Quando succede qualcosa di veramente bello, preferiamo non divulgare troppo la notizia, perché non si sa mai… Ci mettiamo facilmente a nudo sui social ma le belle notizie sono le ultime ad essere comunicate. Magari solo alla fine quando diventano certe e intoccabili dalla signora sfiga.
Siamo un po’ tutti torturati dal terrore di cosa potrebbe accadere se qualcosa non andasse secondo i nostri piani, e secondo i piani internazionali, il nuovo è un enigma troppo grande da tollerare e l’incontrollabile una opzione da non considerare.
Se poi ci illudiamo di aver programmato tutto e aver eseguito un calcolo millimetrico degli imprevisti, c’è sempre qualcosa che ci sfugge.
Allora proviamo ad evitare, nel limite del possibile, talune situazioni e persone potenzialmente pericolose per non sentir l’emozione nemica per eccellenza, la paura, e con lei eliminare quella indesiderata sensazione di ansia nel petto.
Purtroppo con scarsi risultati, perché l’amica piano piano avvolge tutto, la testa, la pancia, le mani e varie altri parti del corpo che prima non aveva considerato.
Ti può interessare anche: Le emozioni giuste per l’apprendimento
Al di là dei motivi, più o meno importanti, che ci spingono ad essere allarmati e che si sedimentano nella nostra mente tanto da distoglierci dalla piacevolezza di ciò che ci circonda, il problema ansia merita di essere considerato da una prospettiva più ampia, distinguendo i casi più preoccupanti dalla semplice e normalissima ansietta che riguarda tutti.
Parlo di problema solo nei casi in cui l’eccessiva preoccupazione non riguarda sporadici episodi della nostra vita, ma rimane lì sullo sfondo delle nostre giornate e non possiamo più parlare di evento isolato, ma di costante presenza.
Per essere più concreti se diventa motivo di agitazione un appuntamento, una festa, una discussione, un viaggio, la mail finita nello spam, la scelta di spostarsi in treno o in aereo, il vestito da comprare, il metabolismo che rallenta, il tempo che passa, quel treno che non arriva, la strada sbagliata, i soldi che non bastano, l’esame non andato, la riunione con il capo, una relazione finita male, il figlio che non arriva, quell’anno in più sulla torta del mio compleanno, il lavoro che non c’è, il mio spendere e spandere, la mia insicurezza perenne, la decisione da prendere.
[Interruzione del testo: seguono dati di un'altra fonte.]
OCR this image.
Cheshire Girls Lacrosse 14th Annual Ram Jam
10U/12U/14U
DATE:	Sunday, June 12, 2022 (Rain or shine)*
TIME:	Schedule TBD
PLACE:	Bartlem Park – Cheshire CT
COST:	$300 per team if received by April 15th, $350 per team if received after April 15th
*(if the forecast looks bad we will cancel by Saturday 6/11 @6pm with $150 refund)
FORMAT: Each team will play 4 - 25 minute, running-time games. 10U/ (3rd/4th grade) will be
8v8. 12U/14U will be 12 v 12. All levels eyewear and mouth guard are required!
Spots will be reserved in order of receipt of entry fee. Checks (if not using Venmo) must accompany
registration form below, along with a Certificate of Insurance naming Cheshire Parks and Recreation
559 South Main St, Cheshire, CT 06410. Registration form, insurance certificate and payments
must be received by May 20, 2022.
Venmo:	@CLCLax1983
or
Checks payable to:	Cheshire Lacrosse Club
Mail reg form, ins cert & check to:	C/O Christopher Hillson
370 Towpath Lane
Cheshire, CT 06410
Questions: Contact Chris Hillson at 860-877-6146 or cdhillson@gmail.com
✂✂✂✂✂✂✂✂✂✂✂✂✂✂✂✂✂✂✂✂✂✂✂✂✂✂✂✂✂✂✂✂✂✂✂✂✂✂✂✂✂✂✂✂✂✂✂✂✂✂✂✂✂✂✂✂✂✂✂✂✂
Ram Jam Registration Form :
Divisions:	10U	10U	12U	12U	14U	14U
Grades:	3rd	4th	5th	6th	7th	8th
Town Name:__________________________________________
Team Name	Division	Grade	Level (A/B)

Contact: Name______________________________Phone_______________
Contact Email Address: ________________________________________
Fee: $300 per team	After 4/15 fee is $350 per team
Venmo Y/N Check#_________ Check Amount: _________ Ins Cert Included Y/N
La lista potrebbe espandersi all’infinito.
In queste situazioni, l’ansia diventa una condizione di vita, un tratto che caratterizza la nostra personalità. Questo qualcosa, che assomiglia ad una nebulosa, ci avvolge in maniera esistenziale, mettendo in discussione tutto ciò che siamo e che facciamo tanto da rovinare i nostri progetti e le nostre relazioni.
Il più delle volte non è solo un concetto, ma è un fantasia, un vero e proprio videoclip con tanto di effetti speciali su ciò che potrebbe succedere. Dobbiamo ammettere che in queste circostanze ci sentiamo molto abili come sceneggiatori, peccato che questo talento scompaia nei momenti di calma.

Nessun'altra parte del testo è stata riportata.